Is The Presidential Election Having An Affect On Our Sleep?
Wearable devices that track exercise and other vital signs reveal what many have suspected: The election is making us lose sleep.
The night of the first presidential debate between Hillary Clinton and Donald Trump, Sept. 26, Fitbit users nationwide slept an average of 4.2 minutes less than they did the Monday before and the Monday after the debate. Users’ average sleep typically varies only about one to two minutes from one Monday to the next, so the change on the debate night is statistically significant, according to San Francisco-based Fitbit.

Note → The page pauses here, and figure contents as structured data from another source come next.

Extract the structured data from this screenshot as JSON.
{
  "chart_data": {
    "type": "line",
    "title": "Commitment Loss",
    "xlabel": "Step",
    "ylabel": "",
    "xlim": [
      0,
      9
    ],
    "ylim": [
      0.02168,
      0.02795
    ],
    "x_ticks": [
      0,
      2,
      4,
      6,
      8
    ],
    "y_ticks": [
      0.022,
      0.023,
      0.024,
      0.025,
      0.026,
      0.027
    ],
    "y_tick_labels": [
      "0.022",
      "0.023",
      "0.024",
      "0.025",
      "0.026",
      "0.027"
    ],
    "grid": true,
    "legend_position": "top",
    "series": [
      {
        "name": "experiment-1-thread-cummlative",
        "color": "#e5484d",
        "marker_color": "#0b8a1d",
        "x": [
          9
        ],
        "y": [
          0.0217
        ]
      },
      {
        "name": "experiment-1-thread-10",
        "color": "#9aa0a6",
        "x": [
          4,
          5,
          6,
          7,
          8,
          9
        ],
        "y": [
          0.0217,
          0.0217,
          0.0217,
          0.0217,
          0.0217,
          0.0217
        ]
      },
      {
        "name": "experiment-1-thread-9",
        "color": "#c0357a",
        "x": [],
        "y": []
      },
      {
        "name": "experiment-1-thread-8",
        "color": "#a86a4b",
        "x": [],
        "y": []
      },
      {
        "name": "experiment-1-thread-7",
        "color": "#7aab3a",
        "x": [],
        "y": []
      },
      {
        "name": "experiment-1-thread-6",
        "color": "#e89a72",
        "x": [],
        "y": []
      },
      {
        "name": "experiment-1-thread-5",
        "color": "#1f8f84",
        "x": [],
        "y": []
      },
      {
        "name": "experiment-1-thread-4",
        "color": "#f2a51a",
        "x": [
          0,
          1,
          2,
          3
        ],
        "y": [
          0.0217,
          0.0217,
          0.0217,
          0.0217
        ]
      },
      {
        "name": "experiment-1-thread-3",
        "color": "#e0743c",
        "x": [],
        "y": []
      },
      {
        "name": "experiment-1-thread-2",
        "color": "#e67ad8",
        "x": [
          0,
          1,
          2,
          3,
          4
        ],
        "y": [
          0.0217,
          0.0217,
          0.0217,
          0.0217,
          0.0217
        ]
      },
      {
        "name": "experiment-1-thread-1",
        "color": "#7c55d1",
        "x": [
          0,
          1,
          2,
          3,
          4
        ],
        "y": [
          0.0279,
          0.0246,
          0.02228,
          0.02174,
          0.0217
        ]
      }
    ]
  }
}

The numbers are based on average sleep data from 10 million Fitbit users nationwide. The company gets its data when users sync their trackers wirelessly to mobile devices or computers through an app that displays their personal stats. Fitbit aggregates users’ data and removes identifying information before analyzing the data.
The debate-night effect was most pronounced for those in the Eastern time zone, with people in Indiana, Florida, South Carolina and Washington, D.C. sleeping at least 10 minutes less on the first-debate night than usual.
But it also appeared in states where the first debate ended hours before a typical bedtime: Californians and Texans both slept at least five minutes less than usual.
“Is it going to have a meaningful effect on your cognitive performance the next day? Probably not,” says Shelten Yuen, Fitbit vice president of research. But, he adds, “some people are more affected than others.”
A record 84 million viewers watched the first debate, roughly one-third of the U.S. adult population. The debate was second only to the Super Bowl’s 112 million viewers as the most-watched program of 2016. The second and third presidential debates and the vice presidential debate also rank in the top seven most-viewed programs this year.